Previously, NC A&T used Public IP address for network devices. This enabled the network devices to be visible and accessible from the Internet. Network devices with private IP addresses are not visible or accessible from the Internet. This provides an extra layer of security. Computers that need to be accessed from the Internet maintained Public IP addresses.

The conversion to private IP addresses was done in phases on a building by building approach, during the summer of 2015.

Network Improvement Plan - Phase One

Private IP Addresses

The purpose NAT/Private IP Address Project was to change all network devices on campus from Public IP Addresses(Internet Accessible) to Private IP Addresses. The project will also segment devices into different classifications. The new classifications will be: Faculty/Staff, Student, Labs, Printers, Equipment, Servers and Network Equipment. These changes are being made to enhance the security of the network.   

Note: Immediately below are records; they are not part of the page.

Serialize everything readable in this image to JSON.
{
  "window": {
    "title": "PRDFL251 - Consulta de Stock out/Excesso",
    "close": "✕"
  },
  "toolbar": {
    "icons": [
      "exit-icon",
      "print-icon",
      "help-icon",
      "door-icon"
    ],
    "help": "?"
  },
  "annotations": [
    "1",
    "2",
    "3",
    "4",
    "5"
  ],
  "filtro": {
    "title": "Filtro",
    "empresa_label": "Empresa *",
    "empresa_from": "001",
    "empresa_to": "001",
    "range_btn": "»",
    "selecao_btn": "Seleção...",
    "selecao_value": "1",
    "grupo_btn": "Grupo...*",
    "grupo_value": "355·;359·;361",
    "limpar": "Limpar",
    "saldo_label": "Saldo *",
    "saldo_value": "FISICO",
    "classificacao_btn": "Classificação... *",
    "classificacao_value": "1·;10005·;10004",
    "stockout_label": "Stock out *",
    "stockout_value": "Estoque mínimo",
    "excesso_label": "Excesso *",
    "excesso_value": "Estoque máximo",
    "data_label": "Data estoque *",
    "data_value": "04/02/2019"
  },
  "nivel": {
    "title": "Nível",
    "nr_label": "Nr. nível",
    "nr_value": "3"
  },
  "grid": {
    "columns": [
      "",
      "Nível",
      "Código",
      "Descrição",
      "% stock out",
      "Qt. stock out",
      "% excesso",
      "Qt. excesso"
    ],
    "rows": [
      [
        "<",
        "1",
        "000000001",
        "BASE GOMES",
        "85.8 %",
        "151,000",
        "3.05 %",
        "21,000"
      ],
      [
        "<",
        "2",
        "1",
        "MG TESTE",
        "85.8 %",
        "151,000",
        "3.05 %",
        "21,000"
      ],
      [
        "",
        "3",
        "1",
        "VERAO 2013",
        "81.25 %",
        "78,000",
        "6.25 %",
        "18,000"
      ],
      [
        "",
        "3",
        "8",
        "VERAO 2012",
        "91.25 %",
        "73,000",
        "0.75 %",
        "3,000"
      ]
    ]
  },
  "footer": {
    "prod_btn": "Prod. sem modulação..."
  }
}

Users who remote into their machines via VPN, will have to use the new IP address if they currently use their current IP. If they use the DNS name, they should still be able to do that. If not, they can open a case in Cherwell, and it will be corrected.

VLAN Segmentation

During phase one, ITS employed VLAN segmentation. This provided for the segmentation of network devices by the user or function. Network devices were divided into five classes: Faculty/Staff, Students, Printers, Equipment, Servers. This will also allow for enhanced network security by restricting access to certain resources.

QoS/IP SLA

QoS and IP SLA settings were modified during phase one. In order to ensure that priority traffic receives the necessary bandwidth required, Quality of Service (QoS) has been implemented. QoS prioritizes traffic so that times of network congestion, certain traffic types get the necessary bandwidth that they require. Voice, Data and Video have been determined the priority traffic types.

Switch Configuration changes

There were several other changes made to the network switches to enhance the security and manageability of the devices.